It is common practice to generate say 16S rRNA gene sequences as part of the identification of bacteria. When you use BLAST to try and identify the organisms you get various stats, including percent identity, score, query coverage etc, as part of the output. My question, which is a simple question actually, is on the decision making process. Lets say you get 90% percent identity to a hit with one sequence, is that enough to assign a taxonomic class. What criteria is used to decide if a sequence belongs to a given genus or species.
Ngonidzashe Mangoma, when analysing bacterial sequences using BLAST, the minimum per cent identity for placement into genus and species is not fixed and depends on various factors. BLAST is a sequence alignment tool that compares query sequences to a database of known sequences. However, genus and species classification typically require a broader range of criteria, such as phylogenetic analysis, sequence features, and biochemical characteristics.
For 16S rRNA analysis, a commonly used method for bacterial identification, a general guideline suggests a minimum per cent identity of 98.65% for placement into the same species and 95% for placement into the same genus. However, it's important to note that these values can vary depending on the context and specific analysis.

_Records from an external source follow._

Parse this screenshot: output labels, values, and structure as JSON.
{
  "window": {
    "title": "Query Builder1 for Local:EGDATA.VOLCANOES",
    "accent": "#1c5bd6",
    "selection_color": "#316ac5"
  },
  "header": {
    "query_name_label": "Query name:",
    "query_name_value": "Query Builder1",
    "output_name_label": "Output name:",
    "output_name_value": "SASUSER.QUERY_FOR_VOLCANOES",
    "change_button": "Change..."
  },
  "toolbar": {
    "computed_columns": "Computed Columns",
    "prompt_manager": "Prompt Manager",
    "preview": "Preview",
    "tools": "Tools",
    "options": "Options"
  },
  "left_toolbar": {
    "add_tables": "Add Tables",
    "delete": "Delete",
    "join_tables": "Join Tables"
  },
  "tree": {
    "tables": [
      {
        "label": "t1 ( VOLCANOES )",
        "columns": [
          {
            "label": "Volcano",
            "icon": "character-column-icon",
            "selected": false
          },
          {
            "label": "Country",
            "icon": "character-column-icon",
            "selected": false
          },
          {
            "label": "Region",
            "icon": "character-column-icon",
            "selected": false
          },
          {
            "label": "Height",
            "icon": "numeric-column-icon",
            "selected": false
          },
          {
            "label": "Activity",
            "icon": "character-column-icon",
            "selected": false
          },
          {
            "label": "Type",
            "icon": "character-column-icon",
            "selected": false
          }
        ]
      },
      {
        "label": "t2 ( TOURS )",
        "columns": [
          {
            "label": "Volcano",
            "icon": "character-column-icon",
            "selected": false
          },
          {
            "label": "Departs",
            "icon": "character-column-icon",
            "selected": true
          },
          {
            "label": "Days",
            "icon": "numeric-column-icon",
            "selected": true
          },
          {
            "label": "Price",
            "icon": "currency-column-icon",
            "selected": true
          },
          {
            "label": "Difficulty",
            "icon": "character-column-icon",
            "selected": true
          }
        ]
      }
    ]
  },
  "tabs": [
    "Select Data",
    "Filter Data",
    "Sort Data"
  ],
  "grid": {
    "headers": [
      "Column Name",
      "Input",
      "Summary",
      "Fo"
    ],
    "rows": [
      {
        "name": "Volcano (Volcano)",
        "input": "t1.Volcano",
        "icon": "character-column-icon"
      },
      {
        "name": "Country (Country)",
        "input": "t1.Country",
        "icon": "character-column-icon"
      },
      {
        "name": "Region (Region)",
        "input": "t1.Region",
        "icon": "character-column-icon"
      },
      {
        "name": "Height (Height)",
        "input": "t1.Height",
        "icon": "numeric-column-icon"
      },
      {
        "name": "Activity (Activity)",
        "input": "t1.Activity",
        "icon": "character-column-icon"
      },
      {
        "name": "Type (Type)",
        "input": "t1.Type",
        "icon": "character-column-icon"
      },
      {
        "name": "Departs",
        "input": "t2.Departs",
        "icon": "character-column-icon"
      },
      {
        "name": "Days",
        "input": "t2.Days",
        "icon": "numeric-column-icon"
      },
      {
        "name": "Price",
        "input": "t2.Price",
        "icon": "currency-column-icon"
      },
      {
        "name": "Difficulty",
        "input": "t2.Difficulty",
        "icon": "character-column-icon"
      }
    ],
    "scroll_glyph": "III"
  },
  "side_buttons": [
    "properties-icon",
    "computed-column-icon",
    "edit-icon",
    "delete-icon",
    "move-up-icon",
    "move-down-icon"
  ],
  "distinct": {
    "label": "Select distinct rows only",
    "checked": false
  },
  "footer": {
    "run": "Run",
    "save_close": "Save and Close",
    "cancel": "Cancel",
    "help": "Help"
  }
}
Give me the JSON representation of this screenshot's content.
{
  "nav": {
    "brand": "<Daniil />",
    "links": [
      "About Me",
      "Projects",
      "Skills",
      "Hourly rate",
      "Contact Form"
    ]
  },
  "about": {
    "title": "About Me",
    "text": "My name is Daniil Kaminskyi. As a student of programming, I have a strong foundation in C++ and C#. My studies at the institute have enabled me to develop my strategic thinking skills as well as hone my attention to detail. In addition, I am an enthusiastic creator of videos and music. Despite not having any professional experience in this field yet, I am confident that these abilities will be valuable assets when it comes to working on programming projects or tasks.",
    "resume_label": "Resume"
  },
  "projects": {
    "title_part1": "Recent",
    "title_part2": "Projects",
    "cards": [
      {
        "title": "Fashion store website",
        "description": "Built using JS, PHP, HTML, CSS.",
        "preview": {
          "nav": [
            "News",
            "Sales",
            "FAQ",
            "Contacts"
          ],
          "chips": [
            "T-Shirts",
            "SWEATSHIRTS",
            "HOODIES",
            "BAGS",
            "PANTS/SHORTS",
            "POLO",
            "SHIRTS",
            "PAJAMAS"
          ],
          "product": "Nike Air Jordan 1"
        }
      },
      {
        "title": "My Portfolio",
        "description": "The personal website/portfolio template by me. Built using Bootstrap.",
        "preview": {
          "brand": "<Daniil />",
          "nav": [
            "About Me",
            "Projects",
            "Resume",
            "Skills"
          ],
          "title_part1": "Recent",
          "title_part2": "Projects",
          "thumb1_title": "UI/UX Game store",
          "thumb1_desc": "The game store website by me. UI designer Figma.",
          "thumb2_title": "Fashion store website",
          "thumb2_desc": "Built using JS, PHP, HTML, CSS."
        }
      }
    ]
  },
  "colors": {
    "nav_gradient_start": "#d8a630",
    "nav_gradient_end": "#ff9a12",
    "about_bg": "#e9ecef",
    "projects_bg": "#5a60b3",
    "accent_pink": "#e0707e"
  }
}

Whole genome sequencing (WGS) provides a more comprehensive approach to bacterial classification. The Genome Taxonomy Database (GTDB) is an increasingly accepted resource for bacterial taxonomy. According to the GTDB, for WGS-based analysis, a 95% average nucleotide identity (ANI) cutoff is often used for species delineation. ANI compares the similarity of the genomes at the nucleotide level. For genus classification, the cutoff may be lower, around 70-75% ANI.
In summary, while BLAST can assist with initial identification, genus and species classification require a combination of methods and criteria. For 16S rRNA analysis, approximate cutoffs are 98.65 % for species and 95% for genera. For WGS-based analysis following GTDB guidelines, cutoffs of 95% ANI are commonly used for species, and lower values around 70-75% ANI for genus classification.